The phone buzzed against the tabletop, and I flinched like it might bite.
Tessa’s name lit the screen. I answered on the second ring.
“Callie! Oh my God, are you okay? Sawyer said you and Rhett were stuck up at Matt’s place. Are you still snowed in?”
“Hey,” I breathed, the word thin. “Yeah. But we’re fine. The storm’s passed.”
“Well, thank God for Rhett,” she said, and I could hear the relief giving way to concern again. “Sawyer’s heading up now with the plow. He should be there soon. I need you to come stay with us, okay?”
“I—Tess, I don’t want to be in the way?—”
“Don’t even start,” she cut in. “Your car’s useless right now, and you’ve been stuck in a frozen cabin for two days with no heat. You’re staying here. Mom can’t wait to see you.”
I glanced at Rhett, who stood near the fireplace, arms crossed and quiet, but he gave a slight nod when I met his eyes. No argument. No pity. Just... agreement.
“Oh, I’d love to see Dalia. I’ve missed her.”
“It’ll be just like old times, Callie.”
“One more thing. Can I bring Pixie, Matt’s cat?” I asked, my voice hitching halfway through. “I don’t want to leave him here, not after—” I didn’t finish.
“Of course,” she said, softer now. “Bring the kitty cat. The twins’ll go nuts. Pixie will probably hate every second of it.”
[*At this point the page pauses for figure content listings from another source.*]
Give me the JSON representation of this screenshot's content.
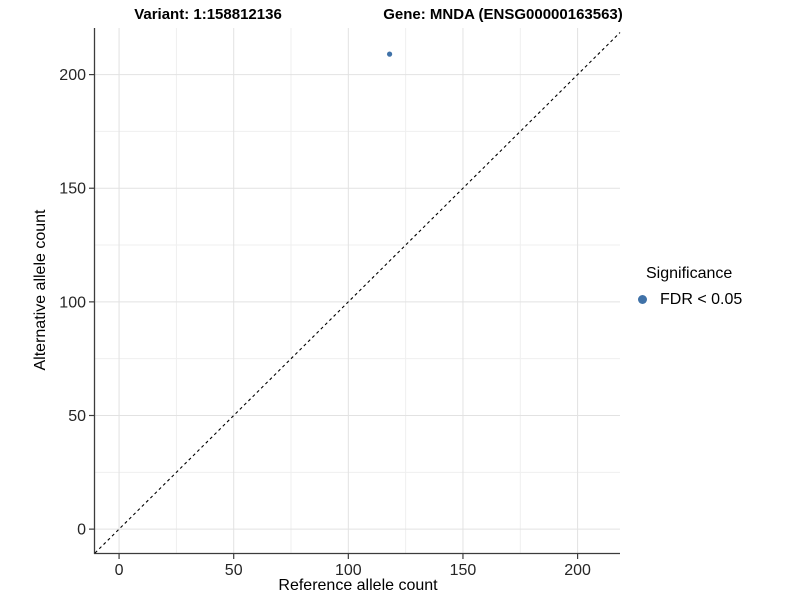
{
  "chart_data": {
    "type": "scatter",
    "title_left": "Variant: 1:158812136",
    "title_right": "Gene: MNDA (ENSG00000163563)",
    "xlabel": "Reference allele count",
    "ylabel": "Alternative allele count",
    "legend_title": "Significance",
    "legend_position": "right",
    "xlim": [
      -10.5,
      218.5
    ],
    "ylim": [
      -10.5,
      220.5
    ],
    "x_ticks": [
      0,
      50,
      100,
      150,
      200
    ],
    "y_ticks": [
      0,
      50,
      100,
      150,
      200
    ],
    "x_minor_ticks": [
      25,
      75,
      125,
      175
    ],
    "y_minor_ticks": [
      25,
      75,
      125,
      175
    ],
    "grid": "major+minor",
    "series": [
      {
        "name": "FDR < 0.05",
        "color": "#4072a8",
        "points": [
          {
            "x": 118,
            "y": 209
          }
        ]
      }
    ],
    "reference_line": {
      "equation": "y = x",
      "style": "dashed",
      "color": "#000000"
    }
  },
  "colors": {
    "background": "#ffffff",
    "axis": "#3c3c3c",
    "tick_label": "#262626",
    "grid_major": "#e2e2e2",
    "grid_minor": "#efefef"
  }
}
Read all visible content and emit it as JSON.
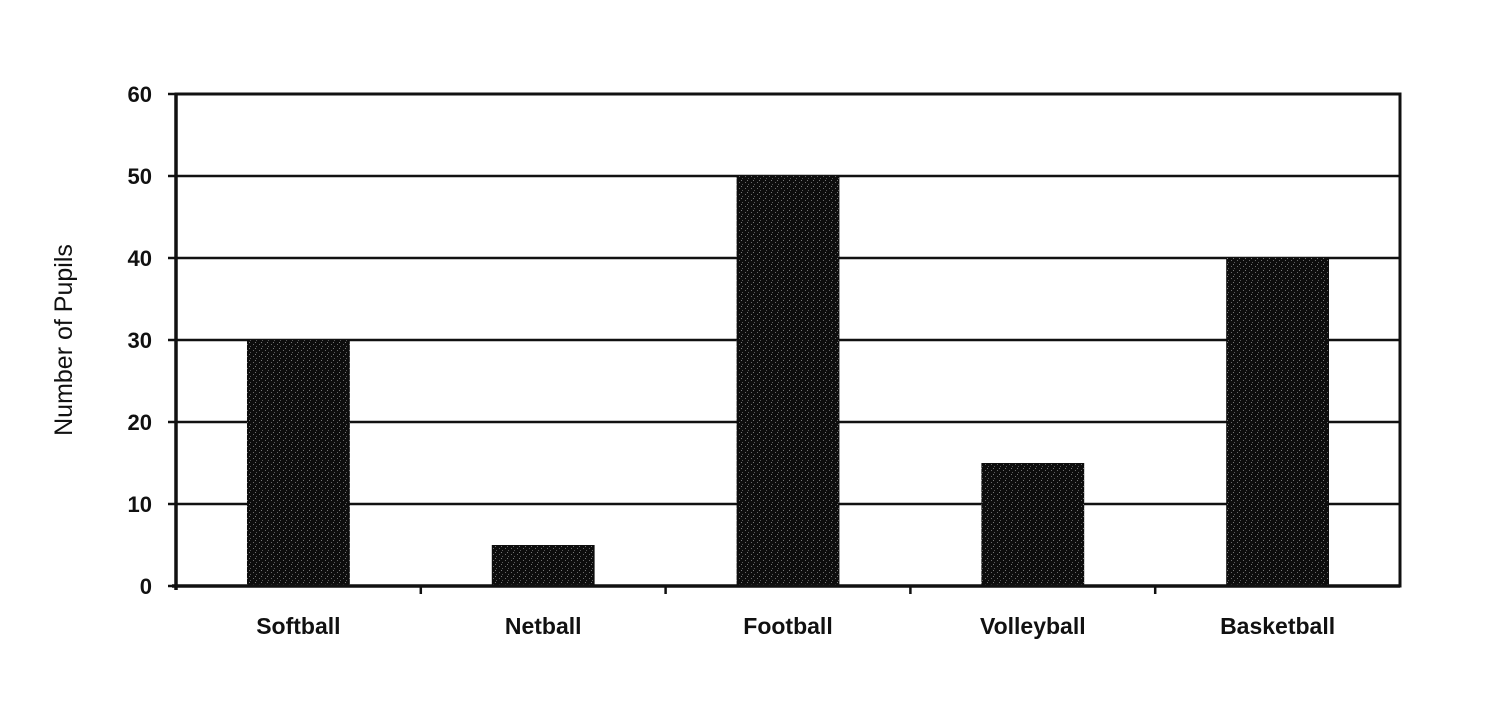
{
  "chart_data": {
    "type": "bar",
    "title": "",
    "xlabel": "",
    "ylabel": "Number of Pupils",
    "categories": [
      "Softball",
      "Netball",
      "Football",
      "Volleyball",
      "Basketball"
    ],
    "values": [
      30,
      5,
      50,
      15,
      40
    ],
    "ylim": [
      0,
      60
    ],
    "yticks": [
      0,
      10,
      20,
      30,
      40,
      50,
      60
    ],
    "grid": true,
    "legend": "none",
    "bar_color": "#111111"
  }
}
That made me laugh—a real one this time—and Rhett’s lips twitched like he might’ve cracked a smile too.
The warmth didn’t last long. As I set down the phone and turned back toward my room to throw together a bag, the weight settled again, low and heavy in my chest. My hands shook as I shoved a sweater into the canvas tote.
“Maybe I shouldn’t be living here anymore.” The words fell out of me before I could stop them.
Rhett paused where he stood by the hearth, a blanket draped over his forearm. “Then don’t.”
I looked down at the half-zipped bag. “It’s not that easy.”
He didn’t say anything, just waited.
“He manages the store. Rents the cabin. He pays for my rental car. My paycheck. If I screw this up…”
“If?” Rhett echoed, voice low.
I sat on the edge of the bed and stared at my boots. “I don’t know what I’d do. Where I’d go.”
He crouched beside my bag, folding the sweater I’d just jammed in like I was packing a tantrum. “That’s not a relationship,” he said gently. “That’s leverage.”
It landed like a punch I hadn’t seen coming. And worse—he wasn’t wrong.
“I heard Sawyer’s tractor. Let’s get out of this hellhole,” Rhett said, gesturing toward the door.
“Pixie and I are right behind you.”
Sawyer’s gleaming John Deere tractor led the way down the ridge, fitted with a commercial-grade plow that cut clean lines through the snow like it was nothing. The man didn’t do half-measures. No rush, no drama—just efficient, get-it-done Sawyer, clearing a path like he owned the mountain.
“Pretty sure he’s having the time of his life right now,” I muttered. “Bet he’s already named that plow.”
Rhett smirked. “He has. It’s Bertha. Don’t tell him I told you. He’ll hold it over my damned head forever.”
Rhett’s truck rolled steadily behind him, tires gripping the newly plowed trail. I relaxed a bit in the passenger seat, Pixie tucked in my lap like a princess wrapped in fleece, her ears twitching every time the truck hit a rut.
The silence between us had weight, but it didn’t feel punishing. Just full of things we weren’t sure how to say.